A party of national interest is required

Excellent letter in today’s Irish Examiner

We need party of national interest

Minister O’Reilly must be congratulated for his wisdom in announcing that the “burden” of cuts must fall on the “better paid” and not the sick and vulnerable.

However, for some strange reason he appears to have difficulty identifying the “better paid”. He, like the rest of his colleagues to date, seem to be searching for them in the wrong places.

His peers in the previous administration lacked the same powers of detection. Could it be that things ‘too close cannot be observed’ as the poet said? It might help Mr O’Reilly if he started by looking at the pay and expenses he and his colleagues enjoy and make comparison with the going rates in other European countries.

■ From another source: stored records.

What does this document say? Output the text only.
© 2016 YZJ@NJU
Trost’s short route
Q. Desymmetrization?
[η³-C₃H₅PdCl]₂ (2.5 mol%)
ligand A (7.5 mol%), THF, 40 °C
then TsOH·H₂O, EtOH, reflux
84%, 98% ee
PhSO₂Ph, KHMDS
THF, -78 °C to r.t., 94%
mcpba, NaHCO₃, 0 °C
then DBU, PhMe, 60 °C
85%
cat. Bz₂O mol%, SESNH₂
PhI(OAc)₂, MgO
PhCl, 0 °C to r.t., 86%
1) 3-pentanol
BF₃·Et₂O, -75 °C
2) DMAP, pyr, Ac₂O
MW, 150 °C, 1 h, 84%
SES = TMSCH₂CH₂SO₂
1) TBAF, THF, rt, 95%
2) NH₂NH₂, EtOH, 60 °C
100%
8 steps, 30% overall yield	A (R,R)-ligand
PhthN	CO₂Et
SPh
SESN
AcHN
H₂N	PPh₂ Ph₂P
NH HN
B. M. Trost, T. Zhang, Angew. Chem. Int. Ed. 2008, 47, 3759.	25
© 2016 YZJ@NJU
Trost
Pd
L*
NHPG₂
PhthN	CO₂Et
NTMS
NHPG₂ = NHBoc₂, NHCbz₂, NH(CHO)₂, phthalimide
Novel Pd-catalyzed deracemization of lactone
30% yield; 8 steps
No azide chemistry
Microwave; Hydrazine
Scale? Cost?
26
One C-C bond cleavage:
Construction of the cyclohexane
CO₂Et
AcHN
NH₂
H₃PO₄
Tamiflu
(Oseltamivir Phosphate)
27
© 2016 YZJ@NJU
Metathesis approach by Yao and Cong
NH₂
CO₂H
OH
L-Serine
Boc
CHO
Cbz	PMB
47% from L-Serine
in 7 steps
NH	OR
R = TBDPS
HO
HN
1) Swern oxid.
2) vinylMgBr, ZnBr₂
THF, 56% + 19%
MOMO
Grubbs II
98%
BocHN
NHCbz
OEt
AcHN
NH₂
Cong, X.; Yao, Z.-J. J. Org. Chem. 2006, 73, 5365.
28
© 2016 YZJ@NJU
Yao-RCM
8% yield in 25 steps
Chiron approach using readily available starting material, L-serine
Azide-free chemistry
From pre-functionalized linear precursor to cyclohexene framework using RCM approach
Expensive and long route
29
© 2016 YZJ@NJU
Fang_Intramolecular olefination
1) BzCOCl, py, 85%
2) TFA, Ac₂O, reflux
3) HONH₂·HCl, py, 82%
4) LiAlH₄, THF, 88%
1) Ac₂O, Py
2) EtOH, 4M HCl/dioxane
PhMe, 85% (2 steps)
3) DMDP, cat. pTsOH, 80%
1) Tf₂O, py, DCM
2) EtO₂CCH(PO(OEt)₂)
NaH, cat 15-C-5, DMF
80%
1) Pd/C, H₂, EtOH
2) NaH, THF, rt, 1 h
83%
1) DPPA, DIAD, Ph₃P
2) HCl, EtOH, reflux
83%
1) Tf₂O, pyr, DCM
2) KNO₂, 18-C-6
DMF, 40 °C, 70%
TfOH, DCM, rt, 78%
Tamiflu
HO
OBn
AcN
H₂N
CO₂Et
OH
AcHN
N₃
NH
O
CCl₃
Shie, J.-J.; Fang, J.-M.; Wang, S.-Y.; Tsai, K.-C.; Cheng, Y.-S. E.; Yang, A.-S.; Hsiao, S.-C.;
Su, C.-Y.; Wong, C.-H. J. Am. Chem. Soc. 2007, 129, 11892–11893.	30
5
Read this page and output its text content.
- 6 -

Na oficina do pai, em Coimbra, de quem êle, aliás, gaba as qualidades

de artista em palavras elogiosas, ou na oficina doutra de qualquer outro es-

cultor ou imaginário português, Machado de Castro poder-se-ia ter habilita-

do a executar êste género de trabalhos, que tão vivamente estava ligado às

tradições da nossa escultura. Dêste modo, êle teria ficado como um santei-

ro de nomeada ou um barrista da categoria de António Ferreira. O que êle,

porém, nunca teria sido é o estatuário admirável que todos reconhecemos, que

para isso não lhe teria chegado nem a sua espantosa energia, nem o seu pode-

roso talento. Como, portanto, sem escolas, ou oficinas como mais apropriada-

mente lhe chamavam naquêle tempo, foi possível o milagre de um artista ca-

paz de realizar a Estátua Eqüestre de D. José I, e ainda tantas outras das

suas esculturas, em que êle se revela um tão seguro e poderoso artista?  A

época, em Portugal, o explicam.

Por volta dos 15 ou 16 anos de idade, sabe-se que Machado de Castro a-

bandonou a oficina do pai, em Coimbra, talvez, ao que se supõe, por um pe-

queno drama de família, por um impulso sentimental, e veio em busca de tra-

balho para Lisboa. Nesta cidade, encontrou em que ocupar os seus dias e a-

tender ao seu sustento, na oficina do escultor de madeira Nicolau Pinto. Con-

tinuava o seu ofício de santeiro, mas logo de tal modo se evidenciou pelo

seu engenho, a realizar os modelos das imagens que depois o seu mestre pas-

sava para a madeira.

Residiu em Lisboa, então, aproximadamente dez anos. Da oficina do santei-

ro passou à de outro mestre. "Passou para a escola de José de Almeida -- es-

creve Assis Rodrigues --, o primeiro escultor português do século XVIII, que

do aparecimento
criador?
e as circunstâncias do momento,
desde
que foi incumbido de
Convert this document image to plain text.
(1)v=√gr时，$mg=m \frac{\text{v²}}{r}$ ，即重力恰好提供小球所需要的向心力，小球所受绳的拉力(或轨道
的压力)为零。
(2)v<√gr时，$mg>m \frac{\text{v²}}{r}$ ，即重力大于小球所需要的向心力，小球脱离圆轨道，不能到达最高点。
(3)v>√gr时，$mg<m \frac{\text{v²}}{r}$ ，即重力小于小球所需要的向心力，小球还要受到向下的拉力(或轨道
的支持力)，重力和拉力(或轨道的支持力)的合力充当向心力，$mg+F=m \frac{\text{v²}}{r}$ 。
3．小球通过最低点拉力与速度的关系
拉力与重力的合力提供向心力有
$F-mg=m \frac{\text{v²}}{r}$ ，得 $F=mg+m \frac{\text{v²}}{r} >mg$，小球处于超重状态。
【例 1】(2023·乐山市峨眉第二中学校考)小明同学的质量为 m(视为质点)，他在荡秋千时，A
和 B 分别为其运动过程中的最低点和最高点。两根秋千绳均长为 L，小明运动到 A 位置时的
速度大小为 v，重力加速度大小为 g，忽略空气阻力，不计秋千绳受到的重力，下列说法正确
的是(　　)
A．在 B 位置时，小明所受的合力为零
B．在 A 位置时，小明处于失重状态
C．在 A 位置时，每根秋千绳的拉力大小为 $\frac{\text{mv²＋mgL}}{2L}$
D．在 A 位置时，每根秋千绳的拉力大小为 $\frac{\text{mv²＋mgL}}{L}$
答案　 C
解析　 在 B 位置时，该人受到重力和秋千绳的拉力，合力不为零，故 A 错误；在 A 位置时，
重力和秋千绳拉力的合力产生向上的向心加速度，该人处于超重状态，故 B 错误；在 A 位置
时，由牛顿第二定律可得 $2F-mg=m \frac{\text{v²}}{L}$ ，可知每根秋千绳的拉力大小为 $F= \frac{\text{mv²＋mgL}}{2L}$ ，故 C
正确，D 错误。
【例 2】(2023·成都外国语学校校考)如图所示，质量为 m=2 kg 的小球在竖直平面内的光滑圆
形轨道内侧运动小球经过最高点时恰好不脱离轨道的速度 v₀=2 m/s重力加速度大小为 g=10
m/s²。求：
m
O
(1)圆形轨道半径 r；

He might also factor in the size of our country and economy and the fact that we are effectively bankrupt and dependent on the benevolence of the ECB and the IMF. If he writes it down on two columns, it might help him to focus his mind.

To help him get underway, I suggest he make a sort of remuneration league table of heads of government worldwide. Where would the noble Enda come, he who so graciously accepted a pay cut of €20,000 that brought his salary down to a mere €200,000, leaving him with just over €70,000 or so more than the British and Swedish prime ministers, and even twice as well paid as the prime minister of Spain.

After that he can look at top professionals like doctors and administrators in the health service and compare them, like with like, with their European colleagues.

Only then, and when he and his colleagues do the right thing and the necessary thing, should they take their search for the “better paid” further afield.

Indeed if he really took this exercise with the seriousness it warrants, he might find himself considering a far more important point, which is the inexplicable quiescence of the Irish people in the face of two successive governments who stand unrivalled in modern times for their cowardice, crass insensitivity, greed and sheer neck.

There is a lethal vacuum in Irish politics at the moment, one that should be feared by both government and opposition. It cannot be filled by commentators and pundits.

The country is crying out for a new movement in politics, a party of national interest, that will field candidates in local and national elections and bring something back to Irish politics that seems to have died with the rise of Charles Haughey — a moral compass.